Leaders fill a gap.
It’s not always easy to explain what we know.
When I was employed, I saw many people (including my ex-bosses) yelling at other people, like “How come you don’t understand what I told you several times! You disappointed me!” In Japan, this kind of intimidation in workplace happens quite often.
One of other examples is the grammar of our own native language. We see what is right or wrong, but it’s not always easy to tell someone — for example, foreigners who learn our native language — why it is right or wrong.
Why is it so difficult? That’s mostly because of two reasons:
- We don’t have enough knowledge to describe what it is
- We don’t know why other people don’t (or can’t) understand what we know
The first reason is not rare. We often don’t know what we think we know.

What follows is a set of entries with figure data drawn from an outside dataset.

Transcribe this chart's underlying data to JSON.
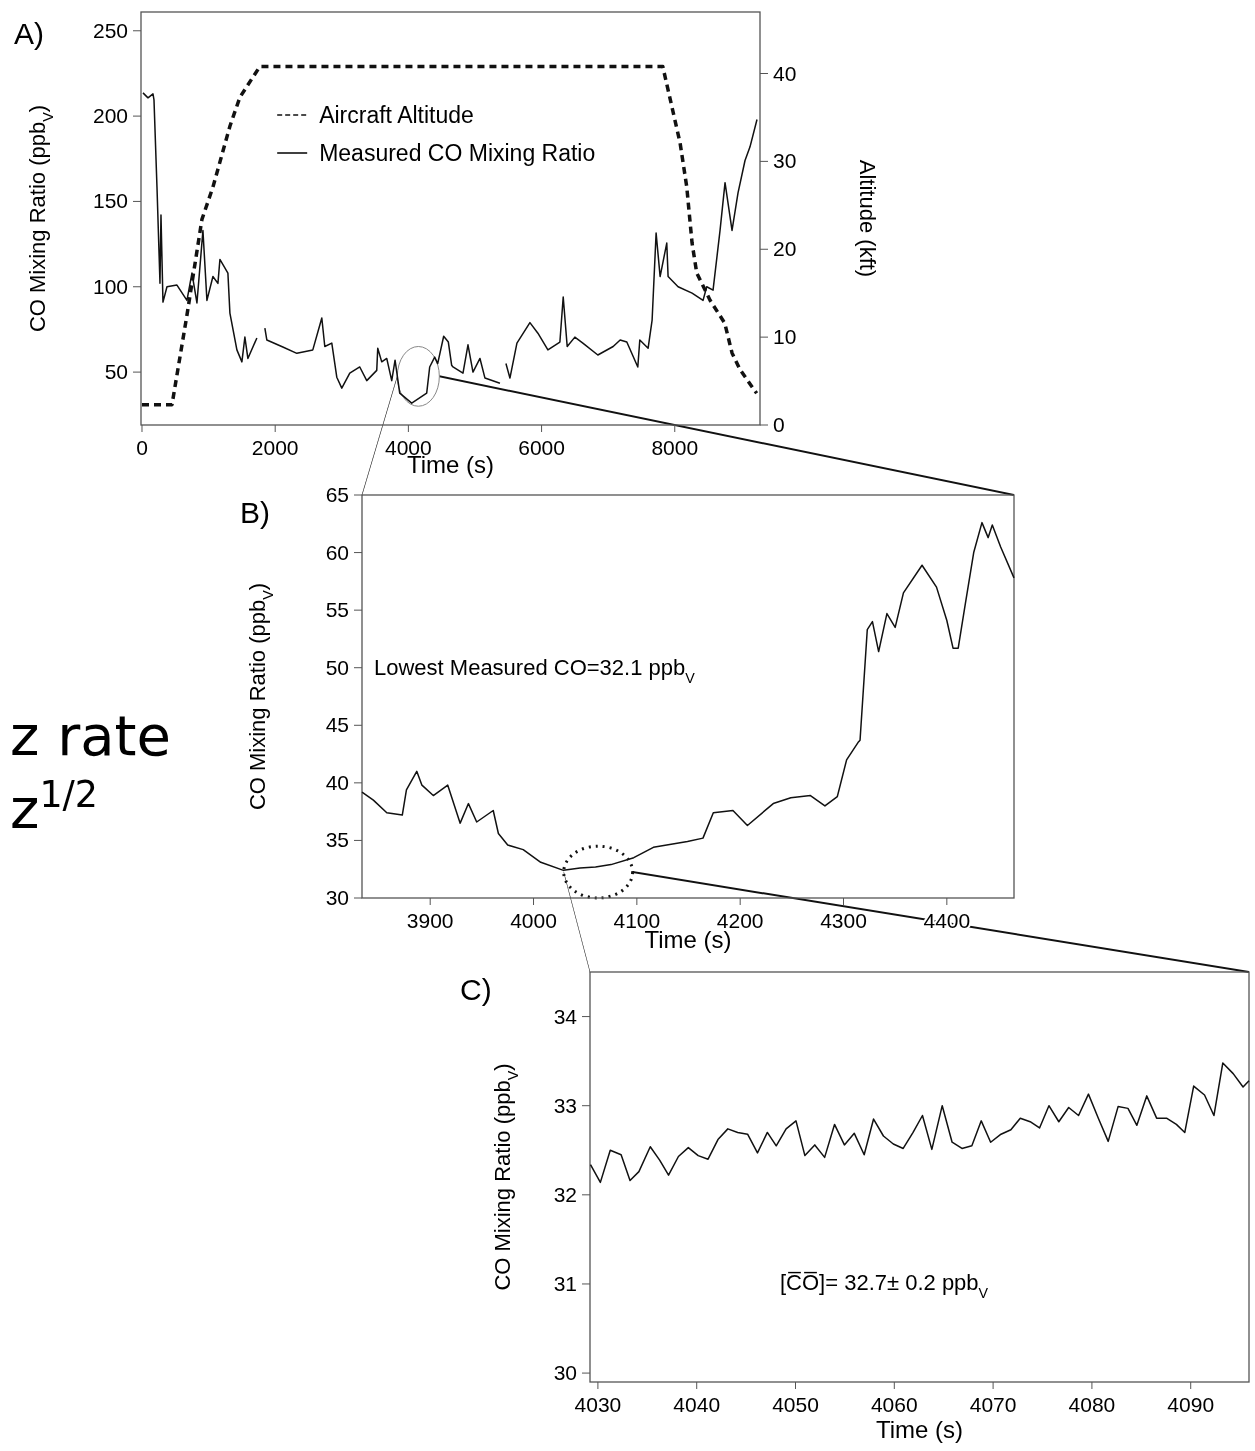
{
  "chart_data": [
    {
      "type": "line",
      "title": "A)",
      "xlabel": "Time (s)",
      "ylabel": "CO Mixing Ratio (ppb$_{V}$)",
      "y2label": "Altitude (kft)",
      "xlim": [
        -15,
        9280
      ],
      "ylim": [
        19,
        261
      ],
      "y2lim": [
        0,
        47
      ],
      "xticks": [
        0,
        2000,
        4000,
        6000,
        8000
      ],
      "yticks": [
        50,
        100,
        150,
        200,
        250
      ],
      "y2ticks": [
        0,
        10,
        20,
        30,
        40
      ],
      "legend": "top",
      "series": [
        {
          "name": "Aircraft Altitude",
          "color": "#111111",
          "axis": "y2",
          "line_style": "dashed",
          "x": [
            0,
            450,
            675,
            900,
            1066,
            1320,
            1470,
            1770,
            7820,
            8080,
            8180,
            8260,
            8330,
            8530,
            8750,
            8860,
            8980,
            9230
          ],
          "values": [
            2.3,
            2.3,
            12.5,
            23.4,
            27.1,
            34,
            37.3,
            40.8,
            40.8,
            32.1,
            27.1,
            20.7,
            17.3,
            14.2,
            11.6,
            8.2,
            6.3,
            3.6
          ]
        },
        {
          "name": "Measured CO Mixing Ratio",
          "color": "#111111",
          "line_style": "solid",
          "x": [
            15,
            90,
            165,
            180,
            225,
            270,
            285,
            315,
            375,
            525,
            675,
            750,
            825,
            915,
            975,
            1065,
            1140,
            1170,
            1290,
            1320,
            1425,
            1500,
            1545,
            1590,
            1725,
            1790,
            1845,
            1875,
            2115,
            2325,
            2565,
            2700,
            2745,
            2850,
            2925,
            3000,
            3120,
            3270,
            3375,
            3525,
            3540,
            3600,
            3675,
            3750,
            3800,
            3870,
            4050,
            4275,
            4320,
            4395,
            4440,
            4530,
            4600,
            4650,
            4670,
            4820,
            4895,
            4970,
            5075,
            5150,
            5375,
            5420,
            5465,
            5525,
            5630,
            5825,
            5945,
            6095,
            6275,
            6325,
            6385,
            6500,
            6620,
            6845,
            7075,
            7180,
            7280,
            7445,
            7475,
            7600,
            7660,
            7720,
            7780,
            7880,
            7900,
            8050,
            8260,
            8425,
            8480,
            8575,
            8680,
            8755,
            8860,
            8950,
            9055,
            9130,
            9235
          ],
          "values": [
            213.6,
            210.7,
            213,
            209.5,
            158.5,
            102,
            142,
            91,
            100,
            101,
            92,
            108,
            90.5,
            133,
            92,
            106,
            102,
            116,
            108,
            84.6,
            63,
            56,
            70.5,
            58,
            70,
            null,
            75.8,
            68.8,
            64.7,
            61,
            63,
            81.7,
            65,
            67,
            47,
            40.6,
            49.4,
            53,
            45,
            51,
            64,
            56,
            58,
            45,
            57,
            37.7,
            31.8,
            37.7,
            53,
            58.8,
            55,
            71,
            67.6,
            54,
            53,
            49.4,
            66,
            50,
            58,
            46.5,
            43.5,
            null,
            55,
            46.5,
            67,
            79,
            72.8,
            63,
            67.6,
            94,
            65,
            70.5,
            67,
            60,
            65,
            68.8,
            67.6,
            53,
            68.8,
            64,
            80.5,
            131.5,
            106,
            125.6,
            106,
            100,
            96.3,
            92,
            100,
            98,
            133,
            161,
            133,
            155,
            174,
            182,
            198
          ]
        }
      ]
    },
    {
      "type": "line",
      "title": "B)",
      "xlabel": "Time (s)",
      "ylabel": "CO Mixing Ratio (ppb$_{V}$)",
      "xlim": [
        3834,
        4465
      ],
      "ylim": [
        30,
        65
      ],
      "xticks": [
        3900,
        4000,
        4100,
        4200,
        4300,
        4400
      ],
      "yticks": [
        30,
        35,
        40,
        45,
        50,
        55,
        60,
        65
      ],
      "annotations": [
        "Lowest Measured CO=32.1 ppb$_{V}$",
        "z rate",
        "z$^{1/2}$"
      ],
      "series": [
        {
          "color": "#111111",
          "x": [
            3834,
            3845,
            3858,
            3873,
            3877,
            3887,
            3892,
            3903,
            3917,
            3929,
            3937,
            3945,
            3961,
            3966,
            3975,
            3990,
            4007,
            4029,
            4045,
            4060,
            4075,
            4097,
            4116,
            4149,
            4164,
            4174,
            4193,
            4207,
            4232,
            4249,
            4268,
            4282,
            4294,
            4303,
            4314,
            4316,
            4323,
            4328,
            4334,
            4342,
            4350,
            4358,
            4376,
            4390,
            4400,
            4406,
            4411,
            4418,
            4426,
            4434,
            4440,
            4444,
            4452,
            4465
          ],
          "values": [
            39.2,
            38.5,
            37.4,
            37.2,
            39.4,
            41,
            39.8,
            38.9,
            39.8,
            36.5,
            38.2,
            36.6,
            37.6,
            35.6,
            34.6,
            34.2,
            33.1,
            32.4,
            32.6,
            32.7,
            32.9,
            33.5,
            34.4,
            34.9,
            35.2,
            37.4,
            37.6,
            36.3,
            38.2,
            38.7,
            38.9,
            38,
            38.8,
            42,
            43.5,
            43.7,
            53.3,
            54,
            51.4,
            54.7,
            53.5,
            56.5,
            58.9,
            57,
            54.1,
            51.7,
            51.7,
            55.6,
            60,
            62.6,
            61.3,
            62.4,
            60.5,
            57.8
          ]
        }
      ]
    },
    {
      "type": "line",
      "title": "C)",
      "xlabel": "Time (s)",
      "ylabel": "CO Mixing Ratio (ppb$_{V}$)",
      "xlim": [
        4029.2,
        4095.9
      ],
      "ylim": [
        29.9,
        34.5
      ],
      "xticks": [
        4030,
        4040,
        4050,
        4060,
        4070,
        4080,
        4090
      ],
      "yticks": [
        30,
        31,
        32,
        33,
        34
      ],
      "annotations": [
        "[C̅O̅]= 32.7± 0.2 ppb$_{V}$"
      ],
      "series": [
        {
          "color": "#111111",
          "x": [
            4029.25,
            4030.25,
            4031.25,
            4032.35,
            4033.25,
            4034.15,
            4035.3,
            4036.25,
            4037.15,
            4038.15,
            4039.15,
            4040.15,
            4041.15,
            4042.15,
            4043.15,
            4044.15,
            4045.15,
            4046.15,
            4047.15,
            4048.05,
            4049.05,
            4050.05,
            4050.95,
            4051.95,
            4052.95,
            4053.95,
            4054.95,
            4055.95,
            4056.95,
            4057.9,
            4058.9,
            4059.9,
            4060.9,
            4061.9,
            4062.85,
            4063.8,
            4064.85,
            4065.85,
            4066.85,
            4067.85,
            4068.8,
            4069.75,
            4070.8,
            4071.8,
            4072.75,
            4073.75,
            4074.7,
            4075.65,
            4076.65,
            4077.65,
            4078.65,
            4079.65,
            4080.65,
            4081.65,
            4082.65,
            4083.65,
            4084.55,
            4085.55,
            4086.55,
            4087.55,
            4088.55,
            4089.4,
            4090.3,
            4091.4,
            4092.35,
            4093.25,
            4094.3,
            4095.3,
            4095.9
          ],
          "values": [
            32.34,
            32.14,
            32.5,
            32.45,
            32.16,
            32.26,
            32.54,
            32.39,
            32.22,
            32.43,
            32.53,
            32.44,
            32.4,
            32.62,
            32.74,
            32.7,
            32.68,
            32.47,
            32.7,
            32.55,
            32.74,
            32.83,
            32.44,
            32.56,
            32.42,
            32.79,
            32.56,
            32.69,
            32.45,
            32.85,
            32.66,
            32.57,
            32.52,
            32.7,
            32.89,
            32.51,
            33.0,
            32.59,
            32.52,
            32.55,
            32.83,
            32.59,
            32.68,
            32.73,
            32.86,
            32.82,
            32.75,
            33.0,
            32.82,
            32.98,
            32.89,
            33.13,
            32.86,
            32.6,
            32.99,
            32.97,
            32.78,
            33.11,
            32.86,
            32.86,
            32.79,
            32.7,
            33.22,
            33.12,
            32.89,
            33.48,
            33.36,
            33.21,
            33.28
          ]
        }
      ]
    }
  ]
}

People often say, “Oh, that’s a common sense” — but, what is a common sense? Why is that a common sense? Why do we need to follow the common sense? If we can’t answer these questions, we don’t know enough to describe what it is.
And we almost always struggle with the second reason. We need to know what other people know (and don’t know) in order to explain the things they don’t know. Someone may say, “Oh these people are too stupid to understand this” — but in most cases, that’s not true. What actually happens here is that, the person who ought to explain is too immature (if not stupid) to gain insight into others and figure out the better way to have them understand.
All leaders need to have the ability to explain in a way that other people understand. The first step is to stop blaming others for not understanding what we explained. See ourselves and reflect. When it comes to communication, there is always something we can improve.